More often than now, I keep it to myself. I rarely let on that I'm in pain.

As was said earlier - My pain, my problem.
 
I keep to myself. Unless it's a boo boo, then I like to have someone else kiss it and put a Flintstone band-aid on it.
 
Oh, hell....hurt me and I'm after ya. I want answers. I want smiles. I want to get it out in the open and get on with life.

That's when I want to make up.

Reeeaaaallll slow.:p
 
It depends on the person. Poor Mom bears the brunt of much of my pain. Not many others ever really see it. I let it out in bits and pieces. I should just either keep it to myself all together or let it out completely. Bad habit of mine...dealing with my own emotions is not my forte.
 
Depends on the problem, depends on the pain...

Some things I keep to myself, others I'm open about. Some people I keep everything from, others I tell almost everything.
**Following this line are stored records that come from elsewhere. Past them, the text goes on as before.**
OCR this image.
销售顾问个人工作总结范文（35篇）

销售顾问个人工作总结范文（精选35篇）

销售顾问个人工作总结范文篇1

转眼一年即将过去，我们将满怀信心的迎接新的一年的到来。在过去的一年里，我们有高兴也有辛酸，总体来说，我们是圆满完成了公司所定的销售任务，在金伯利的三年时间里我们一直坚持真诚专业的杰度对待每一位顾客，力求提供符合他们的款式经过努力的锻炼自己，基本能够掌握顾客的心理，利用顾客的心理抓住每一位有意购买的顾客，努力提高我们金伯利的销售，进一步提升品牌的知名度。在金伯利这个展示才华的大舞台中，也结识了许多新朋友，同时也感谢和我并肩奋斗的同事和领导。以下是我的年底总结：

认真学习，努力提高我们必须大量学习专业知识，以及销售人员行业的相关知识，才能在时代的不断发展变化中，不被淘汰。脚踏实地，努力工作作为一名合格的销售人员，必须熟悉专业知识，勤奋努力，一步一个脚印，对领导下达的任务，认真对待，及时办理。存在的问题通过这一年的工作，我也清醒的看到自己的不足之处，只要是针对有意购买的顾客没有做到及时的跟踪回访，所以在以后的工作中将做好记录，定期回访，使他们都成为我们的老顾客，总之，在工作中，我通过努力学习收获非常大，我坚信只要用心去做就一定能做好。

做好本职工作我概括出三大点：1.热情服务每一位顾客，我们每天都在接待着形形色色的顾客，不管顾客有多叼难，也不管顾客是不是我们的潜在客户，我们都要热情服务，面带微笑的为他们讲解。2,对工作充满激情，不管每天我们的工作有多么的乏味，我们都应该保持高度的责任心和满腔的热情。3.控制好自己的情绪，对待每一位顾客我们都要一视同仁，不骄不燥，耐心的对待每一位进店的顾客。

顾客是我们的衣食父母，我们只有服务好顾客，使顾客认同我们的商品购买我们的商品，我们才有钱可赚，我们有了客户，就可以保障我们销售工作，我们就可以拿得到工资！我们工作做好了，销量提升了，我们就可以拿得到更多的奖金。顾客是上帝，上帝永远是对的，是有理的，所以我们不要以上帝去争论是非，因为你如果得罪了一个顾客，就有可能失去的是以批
Tonight I'm in pain. The solution: Breyers Cookies and Cream ice cream and maybe a good talk with a friend, if I have time.
 
I hibernate first until my feelings calm down, then seek peers and discuss what went wrong etc.
 
Depends. The stuff that's really bad I almost don't ever let anyone see or hear until I've got a handle on it for myself.

Petty shit...guys, clothes, hair, makeup, work...that I dump all over anyone who makes the mistake of standing still for 30 seconds.
 
When I am hurting........

First there is shock....I don't say anything at first.......

Second....there is anger....and the need to vent...and lash out in rather inappropriate ways...lol

Third......there is depression......when I cry and cry...wondering..."What is wrong with me? Why do men __________________(fill in the blank)"

Fourth.....there is resignation...what's done is done...no control over it...go on...move on.
 
islandman said:
what she said. I have the ulcers to prove it. well, I did.


Me three. I am improving on leting others in but it's scary for me. I've always been the strong, together one. If I freak out, my loved ones freak out even more so.
 
I become very quiet.

"When one is troubled
silence is not peace
but words unspoken."
 
I talk alot about it if I have an ear...

but mostly I go inside myself and build walls.
 
It depends on why I'm hurting.

Sometimes it helps to talk to a third party, sometimes it is just one of those things that no one can really fix, and a good cry helps a lot.

Then there are those special people that just by being themselves, put things into perspective.
 
I deal with it by my lonesome usually considering those around me are often the cause of my woe....
 
lilminx said:
Do you tend to push people away and keep them at a distance, or do you turn to others for consolation?

I used to push everyone away when I was in pain, but I then learned how harmful that can truely be.

I tend to discuss my problems with my friends. If I am in a great deal of pain, I also start sleeping more.